Слечна Глашек лишь пожала плечами в ответ.

— Не знаю. Как я уже говорила, меня Форгерия не подавляла в детском возрасте. Не больше, чем мой старый мир. И парнишку из моего класса, который, судя по поведению, прибыл из веков XX–XXI, тоже. Он очень открыто резал правду-матку о том, что всё знает, всё умеет, и вообще, школьные знания за пределами школы бесполезны.

Илега хихикнула.

— Я так понимаю, у него весь зад был в полосочку?

— Агась, — кивнула Броня. — Наша учительница в какой-то момент стала день начинать с выдачи ему порции розг, хотя парень даже накосячить ещё не успевал.

— Да, есть у нас такая практика-профилактика, — ответила камеристка. — Если Форгерия не справляется с подавлением человека, то мы должны доделать её работу. Подавленный ученик куда как более удобен. В конце концов, если бы он понимал слова, до подобного утреннего ритуала бы просто не дошло.
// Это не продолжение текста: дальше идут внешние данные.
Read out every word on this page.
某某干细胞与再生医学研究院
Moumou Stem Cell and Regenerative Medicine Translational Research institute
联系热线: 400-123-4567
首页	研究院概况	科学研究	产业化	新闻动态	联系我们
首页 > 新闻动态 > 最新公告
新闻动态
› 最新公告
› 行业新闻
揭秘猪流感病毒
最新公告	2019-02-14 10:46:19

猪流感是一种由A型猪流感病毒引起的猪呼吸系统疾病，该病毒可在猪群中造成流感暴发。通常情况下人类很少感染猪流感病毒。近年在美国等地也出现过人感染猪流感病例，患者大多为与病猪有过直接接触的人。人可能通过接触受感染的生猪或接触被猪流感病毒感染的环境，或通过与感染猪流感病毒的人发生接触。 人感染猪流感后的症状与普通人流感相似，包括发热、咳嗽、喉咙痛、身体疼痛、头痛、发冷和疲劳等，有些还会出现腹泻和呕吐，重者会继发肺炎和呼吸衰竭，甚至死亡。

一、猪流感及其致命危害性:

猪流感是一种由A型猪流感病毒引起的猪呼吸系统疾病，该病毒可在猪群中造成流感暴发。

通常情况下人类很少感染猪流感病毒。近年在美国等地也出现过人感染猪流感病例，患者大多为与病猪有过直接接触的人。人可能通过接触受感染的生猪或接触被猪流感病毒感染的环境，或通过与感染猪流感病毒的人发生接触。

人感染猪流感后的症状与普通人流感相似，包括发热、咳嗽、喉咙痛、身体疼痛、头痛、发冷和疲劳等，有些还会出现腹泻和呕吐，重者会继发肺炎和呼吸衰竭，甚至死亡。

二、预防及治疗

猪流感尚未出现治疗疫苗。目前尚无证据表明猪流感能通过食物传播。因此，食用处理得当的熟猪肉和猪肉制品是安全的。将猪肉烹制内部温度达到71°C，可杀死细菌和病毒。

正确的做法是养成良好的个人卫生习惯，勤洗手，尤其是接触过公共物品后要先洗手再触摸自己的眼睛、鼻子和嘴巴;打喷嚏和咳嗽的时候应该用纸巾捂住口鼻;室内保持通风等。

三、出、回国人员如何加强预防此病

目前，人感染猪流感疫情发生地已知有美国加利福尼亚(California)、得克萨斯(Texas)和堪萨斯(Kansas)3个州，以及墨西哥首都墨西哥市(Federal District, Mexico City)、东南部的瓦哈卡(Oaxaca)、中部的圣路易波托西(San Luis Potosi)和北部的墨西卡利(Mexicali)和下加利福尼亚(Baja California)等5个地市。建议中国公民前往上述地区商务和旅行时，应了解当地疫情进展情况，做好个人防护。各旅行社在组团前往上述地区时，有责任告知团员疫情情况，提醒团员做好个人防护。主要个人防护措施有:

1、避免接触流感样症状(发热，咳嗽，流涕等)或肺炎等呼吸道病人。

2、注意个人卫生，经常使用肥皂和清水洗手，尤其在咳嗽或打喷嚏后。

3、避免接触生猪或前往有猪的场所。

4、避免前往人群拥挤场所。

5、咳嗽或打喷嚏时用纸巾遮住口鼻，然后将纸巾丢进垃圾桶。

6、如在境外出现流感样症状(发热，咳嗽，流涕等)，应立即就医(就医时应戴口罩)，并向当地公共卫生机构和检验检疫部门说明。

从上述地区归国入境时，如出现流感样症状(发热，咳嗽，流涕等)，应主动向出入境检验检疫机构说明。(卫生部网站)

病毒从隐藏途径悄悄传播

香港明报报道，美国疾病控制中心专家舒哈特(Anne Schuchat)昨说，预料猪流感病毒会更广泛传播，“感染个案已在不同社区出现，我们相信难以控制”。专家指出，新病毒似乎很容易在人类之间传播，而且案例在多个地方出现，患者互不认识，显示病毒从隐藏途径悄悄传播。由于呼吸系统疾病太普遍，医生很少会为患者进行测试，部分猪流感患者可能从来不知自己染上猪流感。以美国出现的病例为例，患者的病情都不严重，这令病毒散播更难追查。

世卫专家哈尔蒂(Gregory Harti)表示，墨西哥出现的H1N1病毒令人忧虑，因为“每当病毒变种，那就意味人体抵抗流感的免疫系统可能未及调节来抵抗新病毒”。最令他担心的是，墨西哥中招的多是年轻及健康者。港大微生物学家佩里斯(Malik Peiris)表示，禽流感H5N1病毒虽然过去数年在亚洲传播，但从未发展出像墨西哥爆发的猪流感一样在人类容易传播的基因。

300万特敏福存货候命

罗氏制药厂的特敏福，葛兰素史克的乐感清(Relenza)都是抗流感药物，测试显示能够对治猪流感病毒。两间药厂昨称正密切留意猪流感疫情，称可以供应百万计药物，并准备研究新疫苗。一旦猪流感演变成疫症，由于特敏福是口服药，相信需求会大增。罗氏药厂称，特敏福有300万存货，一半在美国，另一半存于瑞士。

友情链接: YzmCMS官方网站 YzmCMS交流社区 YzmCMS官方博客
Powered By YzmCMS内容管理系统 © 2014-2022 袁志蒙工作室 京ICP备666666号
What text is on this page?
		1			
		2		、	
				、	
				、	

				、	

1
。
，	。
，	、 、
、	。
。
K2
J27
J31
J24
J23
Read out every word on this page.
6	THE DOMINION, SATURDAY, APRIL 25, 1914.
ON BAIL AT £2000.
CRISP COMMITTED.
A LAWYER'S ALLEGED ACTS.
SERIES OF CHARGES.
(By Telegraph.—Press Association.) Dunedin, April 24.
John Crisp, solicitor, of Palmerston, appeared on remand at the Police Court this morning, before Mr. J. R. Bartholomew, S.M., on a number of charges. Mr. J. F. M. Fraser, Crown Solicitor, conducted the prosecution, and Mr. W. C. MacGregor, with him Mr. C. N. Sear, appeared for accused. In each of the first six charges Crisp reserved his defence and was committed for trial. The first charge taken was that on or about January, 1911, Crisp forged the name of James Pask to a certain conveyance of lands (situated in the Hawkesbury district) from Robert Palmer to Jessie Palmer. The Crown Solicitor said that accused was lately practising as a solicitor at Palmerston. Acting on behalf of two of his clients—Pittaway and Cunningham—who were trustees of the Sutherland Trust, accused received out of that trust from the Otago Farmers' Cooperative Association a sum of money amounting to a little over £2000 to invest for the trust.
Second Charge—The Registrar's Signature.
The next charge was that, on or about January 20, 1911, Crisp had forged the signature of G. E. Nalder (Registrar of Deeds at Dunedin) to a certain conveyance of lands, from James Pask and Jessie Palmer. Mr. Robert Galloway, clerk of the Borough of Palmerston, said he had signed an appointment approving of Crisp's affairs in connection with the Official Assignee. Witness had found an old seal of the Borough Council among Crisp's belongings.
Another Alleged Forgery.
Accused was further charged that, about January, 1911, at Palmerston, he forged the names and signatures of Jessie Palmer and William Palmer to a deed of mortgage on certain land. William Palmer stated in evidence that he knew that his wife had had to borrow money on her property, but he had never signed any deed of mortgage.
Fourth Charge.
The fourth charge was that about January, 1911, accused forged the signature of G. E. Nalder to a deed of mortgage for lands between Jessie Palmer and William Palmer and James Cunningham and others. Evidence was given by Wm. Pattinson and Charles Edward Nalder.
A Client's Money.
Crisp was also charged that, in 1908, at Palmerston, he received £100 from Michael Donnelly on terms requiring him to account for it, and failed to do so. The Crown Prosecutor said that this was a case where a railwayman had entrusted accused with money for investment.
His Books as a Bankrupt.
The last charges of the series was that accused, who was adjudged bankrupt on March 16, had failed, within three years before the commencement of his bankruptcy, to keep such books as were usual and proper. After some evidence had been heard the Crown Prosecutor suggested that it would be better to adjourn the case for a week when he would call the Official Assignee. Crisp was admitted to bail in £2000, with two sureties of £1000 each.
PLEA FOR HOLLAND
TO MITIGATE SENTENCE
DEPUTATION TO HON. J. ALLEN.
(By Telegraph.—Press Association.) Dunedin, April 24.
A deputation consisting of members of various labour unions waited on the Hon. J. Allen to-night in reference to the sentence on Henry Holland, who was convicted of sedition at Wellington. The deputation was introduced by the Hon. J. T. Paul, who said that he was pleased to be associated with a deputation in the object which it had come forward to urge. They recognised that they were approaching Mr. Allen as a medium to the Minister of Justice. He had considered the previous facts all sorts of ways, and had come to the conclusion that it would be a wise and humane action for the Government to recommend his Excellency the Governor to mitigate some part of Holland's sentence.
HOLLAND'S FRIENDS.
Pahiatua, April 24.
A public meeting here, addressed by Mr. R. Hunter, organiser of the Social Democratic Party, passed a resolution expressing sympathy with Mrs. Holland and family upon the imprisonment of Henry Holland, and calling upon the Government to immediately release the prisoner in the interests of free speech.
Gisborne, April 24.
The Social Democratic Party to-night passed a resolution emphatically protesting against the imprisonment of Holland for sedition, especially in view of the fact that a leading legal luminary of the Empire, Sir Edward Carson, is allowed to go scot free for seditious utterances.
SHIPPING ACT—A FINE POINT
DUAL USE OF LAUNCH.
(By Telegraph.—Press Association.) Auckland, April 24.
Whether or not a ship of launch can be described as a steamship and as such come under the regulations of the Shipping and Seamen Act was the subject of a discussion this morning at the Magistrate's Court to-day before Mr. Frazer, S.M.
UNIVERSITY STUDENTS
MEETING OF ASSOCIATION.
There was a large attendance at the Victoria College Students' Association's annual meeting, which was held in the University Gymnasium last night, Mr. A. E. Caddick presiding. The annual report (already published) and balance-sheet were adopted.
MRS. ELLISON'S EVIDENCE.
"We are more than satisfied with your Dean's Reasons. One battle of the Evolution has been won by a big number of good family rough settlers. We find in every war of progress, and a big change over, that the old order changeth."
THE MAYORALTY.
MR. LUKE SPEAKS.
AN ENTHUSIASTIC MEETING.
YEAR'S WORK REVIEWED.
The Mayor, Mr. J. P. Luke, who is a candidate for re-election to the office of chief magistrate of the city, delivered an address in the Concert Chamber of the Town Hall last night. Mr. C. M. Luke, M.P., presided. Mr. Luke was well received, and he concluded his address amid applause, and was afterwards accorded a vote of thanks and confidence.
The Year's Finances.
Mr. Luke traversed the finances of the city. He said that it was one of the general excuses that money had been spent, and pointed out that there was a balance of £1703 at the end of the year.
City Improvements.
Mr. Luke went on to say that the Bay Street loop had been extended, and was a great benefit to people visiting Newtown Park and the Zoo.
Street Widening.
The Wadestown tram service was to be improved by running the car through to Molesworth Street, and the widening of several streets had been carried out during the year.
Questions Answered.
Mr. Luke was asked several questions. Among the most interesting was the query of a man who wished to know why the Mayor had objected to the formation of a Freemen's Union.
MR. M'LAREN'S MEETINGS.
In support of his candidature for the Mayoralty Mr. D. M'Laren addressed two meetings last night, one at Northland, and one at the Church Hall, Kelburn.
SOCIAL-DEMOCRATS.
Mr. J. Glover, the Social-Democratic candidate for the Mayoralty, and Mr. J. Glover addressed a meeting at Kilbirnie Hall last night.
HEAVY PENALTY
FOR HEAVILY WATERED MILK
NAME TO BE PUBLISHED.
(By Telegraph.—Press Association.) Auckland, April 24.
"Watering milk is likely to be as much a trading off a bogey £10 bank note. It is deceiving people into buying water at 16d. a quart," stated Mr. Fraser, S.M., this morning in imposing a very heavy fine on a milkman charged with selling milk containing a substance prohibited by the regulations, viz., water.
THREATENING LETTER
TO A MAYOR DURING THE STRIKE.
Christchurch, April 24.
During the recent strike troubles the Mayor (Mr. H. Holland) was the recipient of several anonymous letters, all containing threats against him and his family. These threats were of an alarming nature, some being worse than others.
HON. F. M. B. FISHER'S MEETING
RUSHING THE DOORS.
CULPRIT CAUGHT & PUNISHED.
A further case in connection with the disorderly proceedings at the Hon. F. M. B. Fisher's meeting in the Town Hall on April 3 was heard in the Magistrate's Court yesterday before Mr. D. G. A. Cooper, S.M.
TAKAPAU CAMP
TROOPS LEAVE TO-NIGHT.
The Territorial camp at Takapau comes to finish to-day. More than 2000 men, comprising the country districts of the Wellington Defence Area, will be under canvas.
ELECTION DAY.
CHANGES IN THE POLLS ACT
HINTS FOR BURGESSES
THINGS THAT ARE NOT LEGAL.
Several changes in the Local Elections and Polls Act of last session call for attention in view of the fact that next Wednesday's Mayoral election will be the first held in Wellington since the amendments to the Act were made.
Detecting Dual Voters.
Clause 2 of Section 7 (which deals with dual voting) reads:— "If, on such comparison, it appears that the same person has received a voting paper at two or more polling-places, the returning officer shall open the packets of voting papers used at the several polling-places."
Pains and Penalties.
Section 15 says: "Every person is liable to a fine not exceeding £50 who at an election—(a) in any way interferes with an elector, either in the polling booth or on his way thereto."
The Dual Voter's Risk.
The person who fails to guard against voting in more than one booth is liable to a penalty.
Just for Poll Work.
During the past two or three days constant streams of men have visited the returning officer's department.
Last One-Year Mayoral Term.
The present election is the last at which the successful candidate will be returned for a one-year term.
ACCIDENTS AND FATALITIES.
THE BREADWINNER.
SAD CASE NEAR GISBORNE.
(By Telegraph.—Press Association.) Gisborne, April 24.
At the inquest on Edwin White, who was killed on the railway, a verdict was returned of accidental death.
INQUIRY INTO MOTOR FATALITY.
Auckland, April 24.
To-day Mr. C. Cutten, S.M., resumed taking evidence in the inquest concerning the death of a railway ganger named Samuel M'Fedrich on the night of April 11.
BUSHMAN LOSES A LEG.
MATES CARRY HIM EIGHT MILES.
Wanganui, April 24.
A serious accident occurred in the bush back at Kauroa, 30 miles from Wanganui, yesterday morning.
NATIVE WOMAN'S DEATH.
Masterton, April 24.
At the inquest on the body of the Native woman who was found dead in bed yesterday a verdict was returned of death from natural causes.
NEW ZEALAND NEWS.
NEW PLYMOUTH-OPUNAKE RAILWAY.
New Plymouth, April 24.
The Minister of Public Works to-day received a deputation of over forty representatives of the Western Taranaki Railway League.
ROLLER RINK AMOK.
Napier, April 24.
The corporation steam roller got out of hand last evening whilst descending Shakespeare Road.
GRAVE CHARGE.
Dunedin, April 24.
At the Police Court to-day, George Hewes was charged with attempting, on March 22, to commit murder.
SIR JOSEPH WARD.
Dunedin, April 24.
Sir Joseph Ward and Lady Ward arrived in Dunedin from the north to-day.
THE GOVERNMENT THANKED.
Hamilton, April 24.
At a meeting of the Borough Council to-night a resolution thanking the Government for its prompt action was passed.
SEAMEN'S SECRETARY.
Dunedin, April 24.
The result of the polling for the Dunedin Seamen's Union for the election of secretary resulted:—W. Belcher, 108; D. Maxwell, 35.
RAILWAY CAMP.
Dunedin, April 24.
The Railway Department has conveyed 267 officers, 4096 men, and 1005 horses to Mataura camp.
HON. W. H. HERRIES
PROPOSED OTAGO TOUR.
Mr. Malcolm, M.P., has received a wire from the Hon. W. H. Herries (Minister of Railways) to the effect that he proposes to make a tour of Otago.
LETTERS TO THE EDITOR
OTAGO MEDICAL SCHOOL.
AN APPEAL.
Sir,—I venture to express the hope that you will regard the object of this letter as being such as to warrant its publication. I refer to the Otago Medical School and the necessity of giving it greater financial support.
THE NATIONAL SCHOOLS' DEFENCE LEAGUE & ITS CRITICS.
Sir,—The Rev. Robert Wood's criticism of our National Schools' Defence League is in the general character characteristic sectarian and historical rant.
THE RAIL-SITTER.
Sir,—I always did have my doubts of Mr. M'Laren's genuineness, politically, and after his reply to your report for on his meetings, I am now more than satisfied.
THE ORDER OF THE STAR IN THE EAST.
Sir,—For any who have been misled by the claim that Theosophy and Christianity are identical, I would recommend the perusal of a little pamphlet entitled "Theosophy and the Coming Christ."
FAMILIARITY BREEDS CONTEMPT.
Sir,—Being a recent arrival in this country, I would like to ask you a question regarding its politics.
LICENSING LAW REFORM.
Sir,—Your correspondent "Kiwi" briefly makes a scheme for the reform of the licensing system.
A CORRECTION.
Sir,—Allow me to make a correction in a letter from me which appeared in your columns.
А так: спускай штаны и получай по заду на радость одноклассникам. Кстати, а ты сама как, часто розгами получала?

— В начальных классах с учительницей у меня были неплохие отношения, — хмыкнула синеглазка. — А вот уже в средней школе меня очень невзлюбил биолог.

— И что с ним сталось? — в очередной раз хихикнула Илега.

— Ты спрашиваешь потому, что в ВУЗе вас предпреждают о возможных негативных последствиях злоупотребления силой против попаданцев в этом возрасте, или потому, что ты считаешь, что я всегда была машиной смерти? — изогнула бровь Броня.

Однако прежде, чем камеристка ответила на прямо заданный вопрос, в беседу вмешалась Ёлко.

— Когда будущая слечна Лешая вернулась домой со следами побоев, в школу со скоростью, превышающей скорость передачи информации между связанными фотонами, прилетел её отец… оживление учителя стоило семейству Глашек немало злотых, но больше подобных конфликтов в школе не возникало: вопрос был улажен в досудебном порядке, — незаинтересованный, будничный тон аналитика сумел вызвать мурашки на спине Брони: синеглазка даже и не предполагала раньше, насколько подробное досье “номер два” собирала на всех, кто мог бы оказаться интересен Даркену Маллою. — Пану Глашеку не стоило расставаться со своими деньгами: Сковронский в тот период времени был скор на расправу, но угрожала она, скорей, учителю. В конце концов, разгневанного отца на “высшую меру” подписать не удалось бы, а вот сотруднику школы вполне можно было бы пришить коррупцию и отправить в застенки, на производство высоконасыщенного праха.